Butcher wearing a funny white hat: "Pheasant love."
Greta: "What is that?
Butcher wearing giant blue and white striped apron: "That would be a goose love"
Greta: "What is that?"
Butcher with giant hands: "It's a Mallard love."
Greta: "What is that?"
Butcher with apple cheeks: "It's a Christmas haggis love."

And on it goes. The only conclusion I can draw is that everyone here loves me. This has been confirmed by the woman on the checkout, the bus driver, the mobile phone salesman, the girl who sold me a coffee and the very grumpy, snarly woman in the Tourist Information Centre. They all called me love, so it must be true.

Monday, December 15, 2008

Touchdown in Oxford



The flight
The trip was really pretty good. I lucked out and managed to get an aisle seat next to two people who did not want to climb over me to get to the toilet even once, they sat very still and kept entirely quiet. This left all the wriggling and getting up and down to me. We flew low over western China and Afghanistan when it was light. It was a most amazingly beautiful scene.

The money

So far I have spent
£25 on the bus from Heathrow to Oxford
£30 on a mobile
£2 on a coffee
£8 on a taxi
That is about $150
Exactly how it is that people manage to live here is one of the mysteries of the world. And don't go thinking that the wages must be high.

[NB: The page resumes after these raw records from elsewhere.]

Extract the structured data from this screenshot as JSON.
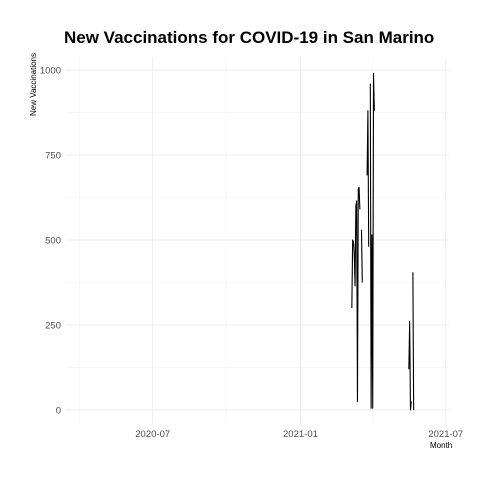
{
  "chart_data": {
    "type": "line",
    "title": "New Vaccinations for COVID-19 in San Marino",
    "xlabel": "Month",
    "ylabel": "New Vaccinations",
    "x_ticks": [
      "2020-07",
      "2021-01",
      "2021-07"
    ],
    "y_ticks": [
      0,
      250,
      500,
      750,
      1000
    ],
    "xlim": [
      "2020-03-15",
      "2021-07-05"
    ],
    "ylim": [
      0,
      1000
    ],
    "grid": true,
    "legend": "none",
    "series": [
      {
        "color": "#000000",
        "points": [
          [
            "2021-03-06",
            300
          ],
          [
            "2021-03-07",
            500
          ],
          [
            "2021-03-08",
            495
          ],
          [
            "2021-03-09",
            460
          ],
          [
            "2021-03-10",
            365
          ],
          [
            "2021-03-11",
            600
          ],
          [
            "2021-03-12",
            615
          ],
          [
            "2021-03-13",
            25
          ],
          [
            "2021-03-14",
            650
          ],
          [
            "2021-03-15",
            655
          ],
          [
            "2021-03-16",
            590
          ],
          [
            "2021-03-18",
            530
          ],
          [
            "2021-03-19",
            375
          ],
          [
            "2021-03-25",
            690
          ],
          [
            "2021-03-26",
            880
          ],
          [
            "2021-03-27",
            480
          ],
          [
            "2021-03-29",
            960
          ],
          [
            "2021-03-30",
            5
          ],
          [
            "2021-03-31",
            515
          ],
          [
            "2021-04-01",
            5
          ],
          [
            "2021-04-02",
            990
          ],
          [
            "2021-04-03",
            880
          ],
          [
            "2021-05-16",
            120
          ],
          [
            "2021-05-17",
            260
          ],
          [
            "2021-05-18",
            0
          ],
          [
            "2021-05-19",
            25
          ],
          [
            "2021-05-21",
            405
          ],
          [
            "2021-05-22",
            0
          ]
        ]
      }
    ]
  }
}
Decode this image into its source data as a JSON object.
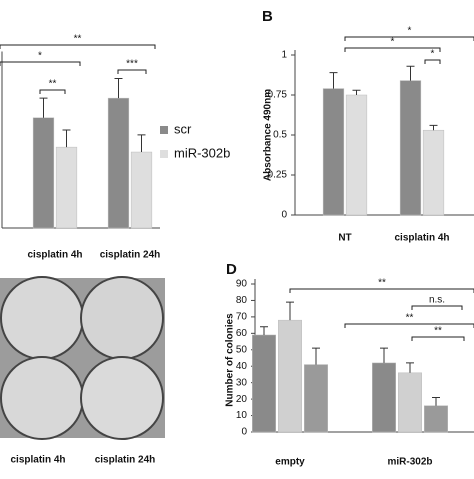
{
  "chart_data": [
    {
      "type": "bar",
      "ylim": [
        0,
        7
      ],
      "categories": [
        "cisplatin 4h",
        "cisplatin 24h"
      ],
      "series": [
        {
          "name": "scr",
          "color": "#8a8a8a",
          "values": [
            4.5,
            5.3
          ],
          "errors": [
            0.8,
            0.8
          ]
        },
        {
          "name": "miR-302b",
          "color": "#dedede",
          "values": [
            3.3,
            3.1
          ],
          "errors": [
            0.7,
            0.7
          ]
        }
      ],
      "annotations": [
        "**",
        "*",
        "**",
        "***"
      ]
    },
    {
      "type": "bar",
      "panel_label": "B",
      "y_label": "Absorbance 490nm",
      "ylim": [
        0,
        1
      ],
      "yticks": [
        0,
        {
          "value": 0.25,
          "label": "0.25"
        },
        {
          "value": 0.5,
          "label": "0.5"
        },
        {
          "value": 0.75,
          "label": "0.75"
        },
        1
      ],
      "categories": [
        "NT",
        "cisplatin 4h"
      ],
      "series": [
        {
          "color": "#8a8a8a",
          "values": [
            0.79,
            0.84
          ],
          "errors": [
            0.1,
            0.09
          ]
        },
        {
          "color": "#dedede",
          "values": [
            0.75,
            0.53
          ],
          "errors": [
            0.03,
            0.03
          ]
        }
      ],
      "annotations": [
        "*",
        "*",
        "*"
      ]
    },
    {
      "type": "bar",
      "panel_label": "D",
      "y_label": "Number of colonies",
      "ylim": [
        0,
        90
      ],
      "yticks": [
        0,
        10,
        20,
        30,
        40,
        50,
        60,
        70,
        80,
        90
      ],
      "categories": [
        "empty",
        "miR-302b"
      ],
      "series": [
        {
          "color": "#8a8a8a",
          "values": [
            59,
            42
          ],
          "errors": [
            5,
            9
          ]
        },
        {
          "color": "#d0d0d0",
          "values": [
            68,
            36
          ],
          "errors": [
            11,
            6
          ]
        },
        {
          "color": "#9a9a9a",
          "values": [
            41,
            16
          ],
          "errors": [
            10,
            5
          ]
        }
      ],
      "annotations": [
        "**",
        "n.s.",
        "**",
        "**"
      ]
    }
  ],
  "image_panel": {
    "labels": [
      "cisplatin 4h",
      "cisplatin 24h"
    ]
  }
}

Benny and Sandy manage by both having good jobs, never, (really never ever) eating out, rarely buying take away, walking whereever possible, riding push bikes to work and the boys ride or walk to school including during the depths of winter, not eating meat very often, investing in a baby Gaggia so they can have coffee on a daily basis, buying the daily paper on campus where the usual price of £1 is subsidized so it only costs 30p.

I walked around Oxford a bit and saw an add for a job at £6 per hour which Sandy and Benny say is really good money for a waitress. I think I might apply.